Depois da América do Sul e do Médio Oriente, parece que desta vez é África. Donald Trump, que apesar de tudo ainda é o presidente dos Estados Unidos, disse qualquer coisa com que queria dizer que não quer mais imigrantes africanos no seu país. O que ele queria dizer tem de ser inferido, dado que o presidente utilizou linguagem que aqui não pode reproduzir-se. De repente, uma série de países africanos e apropria União Africana tiveram de se queixar não apenas dos palavrões – bom, não eram muito inaudíveis, também não vamos exagerar – mas também do facto histórico.

Ora bem, o facto histórico é que os Estados Unidos enriqueceram à custa do trabalho escravo. Ponto. Se não fosse o trabalho escravo, os Estados Unidos nunca poderiam ter liderado a segunda revolução industrial, nem nunca teriam deitado mão ao comércio internacional, nem nunca teriam acalentado sonhos expansionistas pela América do Sul adiante. É certo que aquilo acabou – felizmente que a Primeira Grande Guerra estava mesmo à porta e a coisa lá se foi compondo, mais ou menos como aconteceria com a II Guerra, que serviu para acabar de vez com os estrondos da Grande Depressão – mas que aconteceu, aconteceu.

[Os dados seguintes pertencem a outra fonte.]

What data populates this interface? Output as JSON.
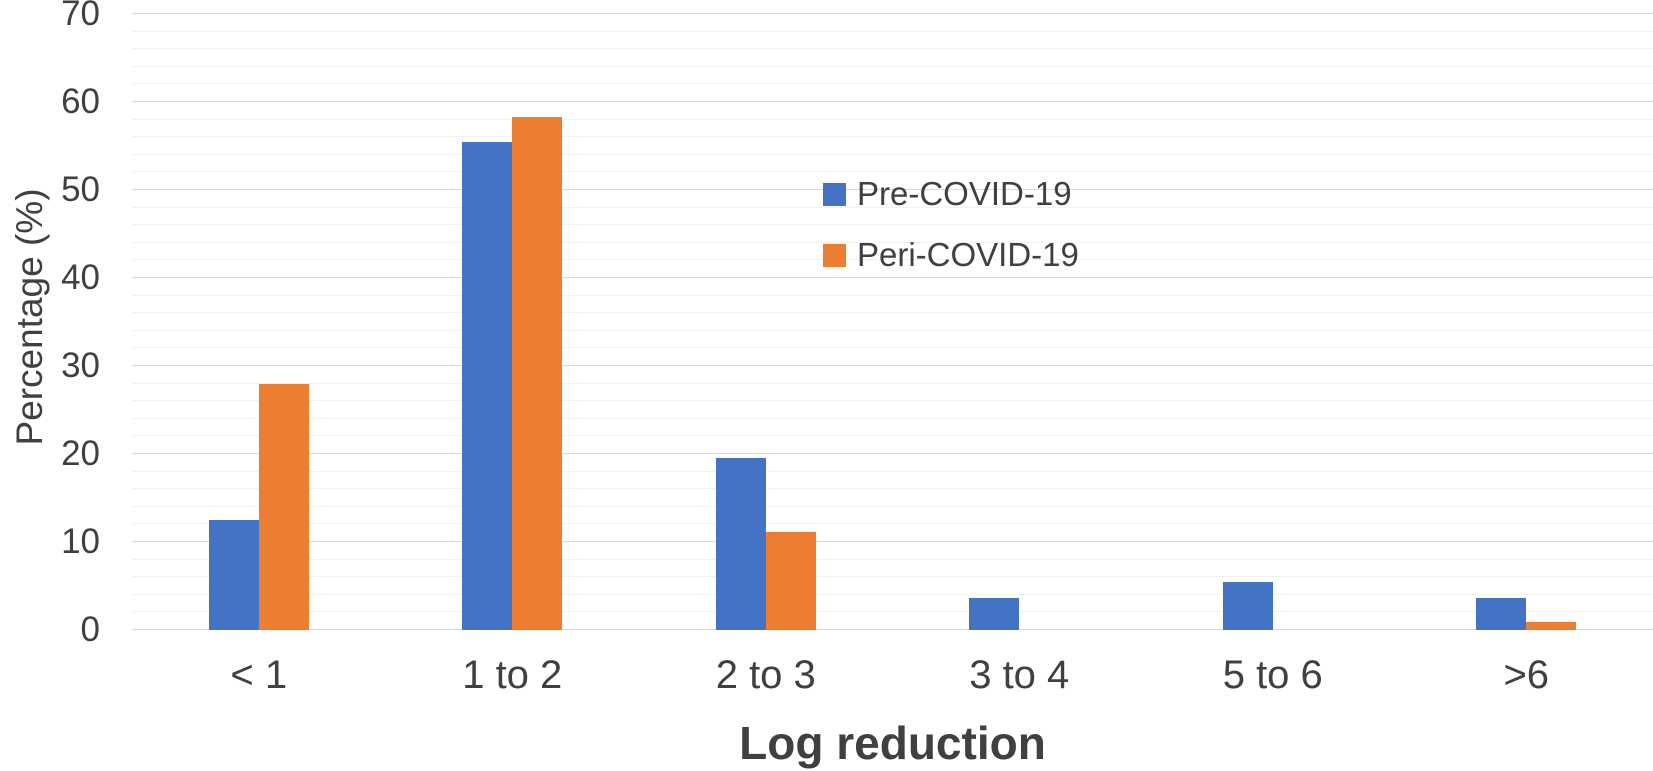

A deriva de Donald Trump pelo mundo que fica logo ali à saída das Trump Towers, quer à direita quer à esquerda, está a tornar-se um caso sério de estorvo. Desde logo em casa: a acreditar no livro “Fogo e Fúria” – e, convenhamos, por mera lógica, não há como não acreditar – quando se candidatou à presidência do país, Trump só queria perder. Se isto não é chamar estúpido a todo o povo norte-americano de uma só vez… Mas ganhou.

Na frente externa, é o que se tem visto. Trump parece estar convencido que, antes dele, o mundo não existia. Existia, há sobejas provas disso, mas Trump não sabe nada, absolutamente nada do que se passou até ter tomado consciência dele próprio – a acreditar que tem uma, o que carece de prova. Age, por isso, como se não houvesse mundo, numa tentativa espúria de fazer crer que compreende tudo. Não é ele, afinal, um génio, segundo disse ele próprio de si?

Os analistas mais esclarecidos sobre este assunto pouco claro dos Estados Unidos, vêm afirmando há já quase um ano que há uma tríade de conselheiros, esses sim esclarecidos – a saber: James Mattis, secretário de Estado da Defesa; K. T. MacMaster, conselheiro de segurança nacional; e o General John Kelly – que não deixa Donald Trump tomar decisões demasiado estúpidas em termos diplomáticos e de política externa.

Está a ver-se: só a questão de Jerusalém já era suficiente para que o resto do mundo encontrasse uma ilha de Santa Helena qualquer para onde o mandassem, sem direito a regressar.

Desta vez, pelos vistos, são os africanos que vão andar umas semanas em bolandas. Pena é que não haja por lá uma potência nuclear qualquer – ao contrário do que se passa no Irão e na Coreia do Norte – para Trump agir da forma que aparentemente mais o excita: à bruta. Com ameaças, linguarejar macarrónico e a melena a esvoaçar como se fosse uma bandeira.

E a gente lá vai aguentando. Como dizia há uns dias o antigo embaixador Francisco Seixas da Costa, “se não morrermos todos, esta presidência ficará para a história”.